Perspective

How cheap is the Sensex?

The pace of earnings downgrades makes India’s valuation seem deceptive

The doomsayers are making headlines predicting more pain with the Sensex possibly hitting a low of 20,000. While most market pundits blame this on global events, the reality is that India’s muted economic growth is equally worrying. The lower-than-expected GDP numbers (7% as against 7.4%) for the first quarter ignited fresh worries on earnings downgrades, especially as growth expectations for the Sensex pegged at 21% for FY16 of  ₹1,640 per share is fairly high given the economic realities on the ground. During the April to July 2015 period, the index of eight core industries, which includes the energy sector, cement, steel and electricity, reported a mere 2.1% growth compared to 5.5% growth last year in the corresponding period.

The downgrades season started last quarter and is only continuing. "Reflecting a reduction in India's nominal and real GDP growth forecasts for FY16, we are cutting our earnings growth forecasts. Our new numbers are a CAGR of 17.3% and 14% respectively for the BSE Sensex and the broad market versus our previous estimate of 20.8% and 17.5% for the coming two years to FY17," said Ridham Desai of Morgan Stanley in his latest strategy note.

"Consensus earnings estimates are too high, so we will continue to see downgrades for at least the next quarter," says Rajat Rajgarhia, managing director, institutional equities, Motilal Oswal Securities. "We will now see those who take a top-down approach lowering their expectations as a result of lower GDP growth in the past quarter," adds Rajgarhia.

Since June this year, consensus earnings have been slashed by 5.2%. Still, analysts believe that in certain pockets there are still chances of downgrades. Particularly in the case of metals and energy, the falling international prices will adversely impact realisations, and higher inventories will also impact their earnings.

For Sensex, metals are less of a concern with its weightage at a miniscule 1.2%, but the energy and power sectors constitute close to 12%. "It is mostly in the global commodities, where we have seen a huge correction in the commodity prices that the possibility of further downgrades is really high. In the domestic economy as well, both the consumption and investments cycle are not picking up the way it was expected, which is where we think you could see downgrades taking place," explains Rajgarhia.

Another sector that is worrying is banks. "I think one area where the consensus is still behind is banking because if the GDP numbers are lower, and credit growth is not happening, there is a probability of higher provisions and pressure on profitability of the banks while analysts were expecting to see a recovery from this quarter onwards," says  Harendra Kumar, head, institutional equities, Elara Capital. If the stress continues and banks need to write off more NPAs, they could dent earnings further because of their high weightage (29%) in the Sensex.

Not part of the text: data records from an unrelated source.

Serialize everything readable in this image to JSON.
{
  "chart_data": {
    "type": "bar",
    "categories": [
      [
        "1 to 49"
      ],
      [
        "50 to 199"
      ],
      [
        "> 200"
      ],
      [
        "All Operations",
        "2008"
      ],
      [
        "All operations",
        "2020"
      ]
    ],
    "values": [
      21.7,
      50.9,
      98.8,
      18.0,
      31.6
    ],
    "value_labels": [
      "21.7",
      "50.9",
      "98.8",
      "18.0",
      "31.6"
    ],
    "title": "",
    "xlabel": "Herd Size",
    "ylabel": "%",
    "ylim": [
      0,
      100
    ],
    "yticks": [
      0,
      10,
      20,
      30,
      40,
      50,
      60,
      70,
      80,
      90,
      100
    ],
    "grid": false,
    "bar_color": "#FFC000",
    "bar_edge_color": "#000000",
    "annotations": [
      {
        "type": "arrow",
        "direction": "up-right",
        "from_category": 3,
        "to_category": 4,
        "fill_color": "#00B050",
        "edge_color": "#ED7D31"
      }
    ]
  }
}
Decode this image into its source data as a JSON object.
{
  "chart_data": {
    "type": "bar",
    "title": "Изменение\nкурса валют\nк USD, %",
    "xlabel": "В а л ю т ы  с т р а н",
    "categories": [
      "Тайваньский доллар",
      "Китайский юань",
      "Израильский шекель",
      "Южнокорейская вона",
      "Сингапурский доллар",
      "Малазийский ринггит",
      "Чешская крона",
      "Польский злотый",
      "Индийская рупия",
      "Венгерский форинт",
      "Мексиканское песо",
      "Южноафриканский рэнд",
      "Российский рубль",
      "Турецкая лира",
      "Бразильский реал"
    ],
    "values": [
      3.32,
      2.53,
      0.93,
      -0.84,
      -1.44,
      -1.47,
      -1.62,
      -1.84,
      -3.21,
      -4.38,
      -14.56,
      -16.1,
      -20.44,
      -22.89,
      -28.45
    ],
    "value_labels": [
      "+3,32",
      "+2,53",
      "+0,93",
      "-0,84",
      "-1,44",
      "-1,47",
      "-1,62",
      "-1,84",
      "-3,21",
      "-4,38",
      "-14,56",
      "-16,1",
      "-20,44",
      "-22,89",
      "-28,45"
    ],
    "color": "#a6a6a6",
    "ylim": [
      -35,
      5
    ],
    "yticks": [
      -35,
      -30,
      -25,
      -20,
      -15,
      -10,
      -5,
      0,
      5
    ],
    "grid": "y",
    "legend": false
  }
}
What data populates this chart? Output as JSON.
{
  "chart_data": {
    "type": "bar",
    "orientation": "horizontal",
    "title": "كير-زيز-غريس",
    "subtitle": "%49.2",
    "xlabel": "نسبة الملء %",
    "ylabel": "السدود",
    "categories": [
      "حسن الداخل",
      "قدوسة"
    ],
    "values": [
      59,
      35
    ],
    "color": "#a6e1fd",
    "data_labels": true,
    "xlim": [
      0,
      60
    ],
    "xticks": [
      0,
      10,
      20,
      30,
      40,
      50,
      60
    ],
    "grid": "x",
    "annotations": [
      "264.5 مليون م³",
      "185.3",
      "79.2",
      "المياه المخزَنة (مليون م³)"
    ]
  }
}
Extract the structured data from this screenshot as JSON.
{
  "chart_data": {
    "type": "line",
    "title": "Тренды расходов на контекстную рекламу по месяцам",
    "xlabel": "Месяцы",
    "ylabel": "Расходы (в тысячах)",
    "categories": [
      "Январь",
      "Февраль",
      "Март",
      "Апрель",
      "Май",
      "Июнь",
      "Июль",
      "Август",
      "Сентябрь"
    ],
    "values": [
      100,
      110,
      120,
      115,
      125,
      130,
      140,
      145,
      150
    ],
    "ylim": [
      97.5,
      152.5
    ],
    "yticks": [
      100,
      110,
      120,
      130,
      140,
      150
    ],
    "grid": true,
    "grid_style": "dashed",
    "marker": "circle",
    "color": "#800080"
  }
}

Already, corporate earnings growth was disappointing in the first quarter of FY16 as Sensex revenues declined by 1% and profits remained flat. Earnings are key to the direction of markets especially in the light of global events where investors are counting on India's relatively better fundamentals compared with other emerging markets. This is also a reason that the Indian markets so far have been able to hold up compared to the huge sell-off in other emerging markets.

India still trades at relatively higher price-earnings (P/E) multiple of 15X FY16 earnings compared to 10-12X in the case of other emerging markets. Lower earnings will make India's valuation even more expensive, which may not be justified. To put it in perspective, if Sensex EPS is downgraded, say, by another ₹100 or about 6%, FY16 P/E will work out to be 17X as against the current one-year forward P/E of 15X. That only makes current market valuation unreliable considering that earnings growth is still in question.